COUR D'APPEL
DE
VERSAILLES
Code nac : 51A
1re chambre 2e section
ARRET N°
CONTRADICTOIRE
DU 22 MAI 2018
N° RG 16/07115
AFFAIRE :
SA IMMOBILIERE 3 F
C/
[D] [H] [B]
...
Décision déférée à la cour : Jugement rendu le 12 Août 2016 par le Tribunal d'Instance de PUTEAUX
N° RG : 11-16-0080
Expéditions exécutoires
Expéditions
Copies
délivrées le : 22/05/18
à :
Me Estelle FAGUERET-
LABALLETTE de la SCP COURTAIGNE AVOCATS
Me Bertrand ROL de l'AARPI INTER-
BARREAUX JRF AVOCATS
RÉPUBLIQUE FRANÇAISE
AU NOM DU PEUPLE FRANÇAIS
LE VINGT DEUX MAI DEUX MILLE DIX HUIT,
La cour d'appel de Versailles, a rendu l'arrêt suivant dans l'affaire entre :
SA IMMOBILIERE 3 F
prise en la personne de son représentant légal domicilié audit siège
[Adresse 1]
[Localité 1]
Représentée par Me Estelle FAGUERET-LABALLETTE de la SCP COURTAIGNE AVOCATS, Postulant, avocat au barreau de VERSAILLES, vestiaire : 518 - N° du dossier 018694
Assistée de Me TRIPALDI, Avocat, substituant Me Hela KACEM de l'ASSOCIATION KACEM - CHAPULUT, Plaidant, avocat au barreau de PARIS, vestiaire : A0220
APPELANTE
****************
Madame [D] [H] [B]
née le [Date naissance 1] 1952 à[Localité 2] (78)
de nationalité
[Adresse 2]
[Localité 3]
Madame [C] [W] [B]
née le [Date naissance 2] 1950 à [Localité 2] (78°
[Adresse 2]
[Localité 3]
Représentés par Me Bertrand ROL de l'AARPI INTER-BARREAUX JRF AVOCATS, Postulant, avocat au barreau de VERSAILLES, vestiaire : 617 - N° du dossier 20161107
Assistée de Me Florie VINCENT, Plaidant, avocat au barreau de PARIS, vestiaire : D2109
INTIMEES
****************
Composition de la cour :
En application des dispositions de l'article 786 du code de procédure civile, l'affaire a été débattue à l'audience publique du 22 Février 2018 les avocats des parties ne s'y étant pas opposés, devant M. Serge PORTELLI, Président chargé du rapport.

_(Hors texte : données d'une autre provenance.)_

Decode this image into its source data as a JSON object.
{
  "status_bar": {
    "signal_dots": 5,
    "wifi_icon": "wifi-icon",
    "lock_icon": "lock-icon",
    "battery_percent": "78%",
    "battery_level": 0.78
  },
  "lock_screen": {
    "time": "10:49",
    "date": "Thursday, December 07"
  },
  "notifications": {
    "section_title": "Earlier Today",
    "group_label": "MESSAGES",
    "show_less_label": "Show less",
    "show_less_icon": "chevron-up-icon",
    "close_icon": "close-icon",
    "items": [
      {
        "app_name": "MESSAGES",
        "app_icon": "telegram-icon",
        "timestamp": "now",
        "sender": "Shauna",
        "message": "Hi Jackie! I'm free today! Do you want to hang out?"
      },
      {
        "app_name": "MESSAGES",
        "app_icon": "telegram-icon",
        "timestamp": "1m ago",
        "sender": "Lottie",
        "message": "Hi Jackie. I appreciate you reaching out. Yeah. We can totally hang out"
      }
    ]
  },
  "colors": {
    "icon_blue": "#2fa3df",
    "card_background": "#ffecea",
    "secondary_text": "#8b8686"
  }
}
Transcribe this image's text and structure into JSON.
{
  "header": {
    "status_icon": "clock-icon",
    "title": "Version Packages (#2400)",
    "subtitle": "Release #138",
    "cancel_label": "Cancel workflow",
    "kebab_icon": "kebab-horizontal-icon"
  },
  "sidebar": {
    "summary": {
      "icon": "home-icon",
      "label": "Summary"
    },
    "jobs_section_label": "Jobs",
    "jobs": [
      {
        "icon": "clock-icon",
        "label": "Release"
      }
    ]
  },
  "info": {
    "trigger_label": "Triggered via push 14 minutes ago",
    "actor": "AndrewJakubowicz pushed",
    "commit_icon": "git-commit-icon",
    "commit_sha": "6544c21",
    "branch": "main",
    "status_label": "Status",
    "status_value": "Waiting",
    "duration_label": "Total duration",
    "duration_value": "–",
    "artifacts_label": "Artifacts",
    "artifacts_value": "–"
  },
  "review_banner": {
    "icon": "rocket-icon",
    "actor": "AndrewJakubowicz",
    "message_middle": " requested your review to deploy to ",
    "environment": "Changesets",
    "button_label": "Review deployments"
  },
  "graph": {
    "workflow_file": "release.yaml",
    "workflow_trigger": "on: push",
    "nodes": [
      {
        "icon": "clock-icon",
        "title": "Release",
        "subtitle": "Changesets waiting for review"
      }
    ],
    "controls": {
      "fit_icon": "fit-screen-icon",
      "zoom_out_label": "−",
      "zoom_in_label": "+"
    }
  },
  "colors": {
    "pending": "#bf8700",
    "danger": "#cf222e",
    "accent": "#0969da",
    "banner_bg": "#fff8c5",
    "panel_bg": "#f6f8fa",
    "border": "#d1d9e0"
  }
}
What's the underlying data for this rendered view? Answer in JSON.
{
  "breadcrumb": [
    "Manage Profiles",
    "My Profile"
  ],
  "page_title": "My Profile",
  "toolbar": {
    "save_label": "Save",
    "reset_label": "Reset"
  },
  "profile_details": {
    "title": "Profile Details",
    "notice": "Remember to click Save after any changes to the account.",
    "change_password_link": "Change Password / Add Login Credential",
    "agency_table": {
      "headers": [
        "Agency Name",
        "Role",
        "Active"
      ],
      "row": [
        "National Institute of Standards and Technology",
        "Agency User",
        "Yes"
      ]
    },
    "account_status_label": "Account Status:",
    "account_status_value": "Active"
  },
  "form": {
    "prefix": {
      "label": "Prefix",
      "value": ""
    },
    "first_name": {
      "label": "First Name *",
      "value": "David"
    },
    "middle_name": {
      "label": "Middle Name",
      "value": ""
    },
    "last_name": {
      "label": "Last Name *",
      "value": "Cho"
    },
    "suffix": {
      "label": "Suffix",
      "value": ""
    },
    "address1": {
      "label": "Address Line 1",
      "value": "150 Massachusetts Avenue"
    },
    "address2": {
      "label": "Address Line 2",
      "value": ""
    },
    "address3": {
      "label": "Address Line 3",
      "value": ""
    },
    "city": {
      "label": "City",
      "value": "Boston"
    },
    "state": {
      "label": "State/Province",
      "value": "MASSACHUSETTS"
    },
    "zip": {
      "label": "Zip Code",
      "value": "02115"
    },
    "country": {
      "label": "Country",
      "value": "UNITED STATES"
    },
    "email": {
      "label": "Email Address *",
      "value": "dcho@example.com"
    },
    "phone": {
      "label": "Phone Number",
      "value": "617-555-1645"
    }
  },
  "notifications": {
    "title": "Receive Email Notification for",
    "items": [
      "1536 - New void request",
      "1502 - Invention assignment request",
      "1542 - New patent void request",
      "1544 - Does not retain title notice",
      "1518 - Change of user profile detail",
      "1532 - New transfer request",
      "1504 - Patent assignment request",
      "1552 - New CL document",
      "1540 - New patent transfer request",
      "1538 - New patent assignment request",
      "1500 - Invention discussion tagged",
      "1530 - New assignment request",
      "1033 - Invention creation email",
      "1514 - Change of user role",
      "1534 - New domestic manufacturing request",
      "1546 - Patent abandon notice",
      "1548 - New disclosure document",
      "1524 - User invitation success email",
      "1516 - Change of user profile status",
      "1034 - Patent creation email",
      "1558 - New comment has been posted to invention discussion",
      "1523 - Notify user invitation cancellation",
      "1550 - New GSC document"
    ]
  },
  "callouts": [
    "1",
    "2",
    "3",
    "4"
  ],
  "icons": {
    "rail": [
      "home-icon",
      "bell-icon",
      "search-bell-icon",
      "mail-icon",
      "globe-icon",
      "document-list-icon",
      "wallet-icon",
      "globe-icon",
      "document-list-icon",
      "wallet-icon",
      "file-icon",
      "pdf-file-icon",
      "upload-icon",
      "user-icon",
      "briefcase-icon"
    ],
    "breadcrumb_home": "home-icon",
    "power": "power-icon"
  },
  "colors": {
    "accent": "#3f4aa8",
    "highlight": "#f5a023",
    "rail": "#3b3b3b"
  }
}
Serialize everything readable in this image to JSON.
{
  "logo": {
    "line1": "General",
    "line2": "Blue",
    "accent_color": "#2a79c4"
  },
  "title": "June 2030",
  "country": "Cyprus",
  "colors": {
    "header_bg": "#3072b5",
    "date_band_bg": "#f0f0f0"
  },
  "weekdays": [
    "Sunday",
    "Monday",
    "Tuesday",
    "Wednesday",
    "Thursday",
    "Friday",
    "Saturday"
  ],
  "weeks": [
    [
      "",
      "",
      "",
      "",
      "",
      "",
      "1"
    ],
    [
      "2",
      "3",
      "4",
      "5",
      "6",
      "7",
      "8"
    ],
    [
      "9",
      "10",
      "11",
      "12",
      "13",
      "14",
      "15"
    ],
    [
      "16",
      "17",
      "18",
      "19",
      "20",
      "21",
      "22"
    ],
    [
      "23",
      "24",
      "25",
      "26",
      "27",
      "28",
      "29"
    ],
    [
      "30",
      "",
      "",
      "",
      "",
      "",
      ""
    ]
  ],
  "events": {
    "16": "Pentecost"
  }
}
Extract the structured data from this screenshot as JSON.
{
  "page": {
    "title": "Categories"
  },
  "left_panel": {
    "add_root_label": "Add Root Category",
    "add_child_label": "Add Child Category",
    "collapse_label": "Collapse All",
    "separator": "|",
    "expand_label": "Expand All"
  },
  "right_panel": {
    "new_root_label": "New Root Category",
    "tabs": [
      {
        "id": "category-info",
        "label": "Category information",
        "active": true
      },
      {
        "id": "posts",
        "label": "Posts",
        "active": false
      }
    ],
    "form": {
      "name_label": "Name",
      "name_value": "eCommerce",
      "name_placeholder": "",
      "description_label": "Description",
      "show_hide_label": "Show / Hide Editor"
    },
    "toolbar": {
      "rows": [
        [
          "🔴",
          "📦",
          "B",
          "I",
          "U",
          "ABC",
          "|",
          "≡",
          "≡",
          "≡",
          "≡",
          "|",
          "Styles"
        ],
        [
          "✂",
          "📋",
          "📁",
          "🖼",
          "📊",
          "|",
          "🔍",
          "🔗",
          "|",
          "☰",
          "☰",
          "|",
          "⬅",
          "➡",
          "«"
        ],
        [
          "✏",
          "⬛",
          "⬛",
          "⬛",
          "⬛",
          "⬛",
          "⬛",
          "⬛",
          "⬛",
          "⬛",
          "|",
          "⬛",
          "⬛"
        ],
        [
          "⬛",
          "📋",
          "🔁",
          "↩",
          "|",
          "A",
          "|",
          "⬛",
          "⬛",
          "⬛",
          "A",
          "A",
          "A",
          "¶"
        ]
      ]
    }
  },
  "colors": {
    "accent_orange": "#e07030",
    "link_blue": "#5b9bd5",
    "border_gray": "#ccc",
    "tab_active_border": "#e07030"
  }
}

Ce magistrat a rendu compte des plaidoiries dans le délibéré de la cour, composée de :
M. Serge PORTELLI, Président,
Madame Isabelle BROGLY, Président,
Madame Delphine BONNET, Conseiller,
Greffier, lors des débats : Mme Catherine SPECHT,
FAITS ET PROCÉDURE,
M. [F] [B], père de Mmes [D] et [C] [B], a conclu le 7 février 1957 un bail d'habitation portant sur un logement sis [Adresse 3].
M. [F] [B] est décédé le [Date décès 1] 1997.
Son épouse Mme [H] [M] [B] est décédée le [Date décès 2] 2013.
Par lettre du 20 janvier 2014, Mme [D] [B] a demandé à la société Immobilière 3F le transfert du bail à son nom et à celui de sa soeur Mme [C] [B].
Par lettre du 6 novembre 2014, la société Immobilière 3F a notifié à Mmes [D] et [C] [B] le rejet de la demande par la commission d'attribution au motif que Mme [C] [B] ne justifiait pas d'un an de présence dans le logement.
La commission d'attribution a une nouvelle fois rejeté la demande le 28 juillet 2015.
Par lettre en date du 30 juillet 2015, la société Immobilière 3F a demandé à Mmes [D] et [C] [B] de lui restituer le logement.
Cette demande restant sans effet, la société Immobilière 3F a, par acte d'huissier en date du 15 janvier 2016, assigné Mmes [D] et [C] [B] aux fins de :
- prononcer la résiliation judiciaire du bail au 15 octobre 2013,
- dire que les défenderesses sont occupantes sans droit ni titre depuis cette date,
- ordonner l'expulsion des défenderesses ainsi que celle de tous occupants de leur chef, au besoin avec le concours de la force publique,
- ordonner le transport et la séquestration des meubles et objets garnissant les lieux dans tel garde-meubles ou resserre au choix de la partie requérante,
- condamner in solidum les défenderesses à lui payer une indemnité d'occupation égale au montant de la quittance locative si le bail s'était poursuivi à compter du 15 octobre 2013 et jusqu'à libération effective des lieux,
- condamner les défenderesses à lui payer la somme de 653,18€, compte arrêté au terme d'octobre 2015 inclus,
- condamner in solidum les défenderesses à lui payer la somme de 1.000€ au titre des dispositions de l'article 700 du code de procédure civile,
- ordonner l'exécution provisoire.
Par jugement du 12 août 2016, le tribunal d'instance de Puteaux a :
- constaté que Mmes [D] et [C] [B] sont co-titulaires du droit au bail du logement n°275 sis [Adresse 3]) depuis le 20 avril 1997,
- débouté la société Immobilière 3F de l'ensemble de ses demandes,
- ordonné à la société Immobilière 3F de mentionner les noms de Mmes [D] et [C] [B] sur les quittances de loyer et ce sous astreinte de 50 € par jour de retard et par manquement à l'issue d'un délai d'un mois à compter de la signification du présent, cette juridiction se réservant expressément le pouvoir de liquider l'astreinte,
- condamné la société Immobilière 3F à payer à Mmes [D] et [C] [B] la somme de 1.380 € au titre des dispositions de l'article 700 du code de procédure civile,
- débouté Mmes [D] et [C] [B] du surplus de leur demande reconventionnelle,
- ordonné l'exécution provisoire,
- condamné la société Immobilière 3F aux dépens.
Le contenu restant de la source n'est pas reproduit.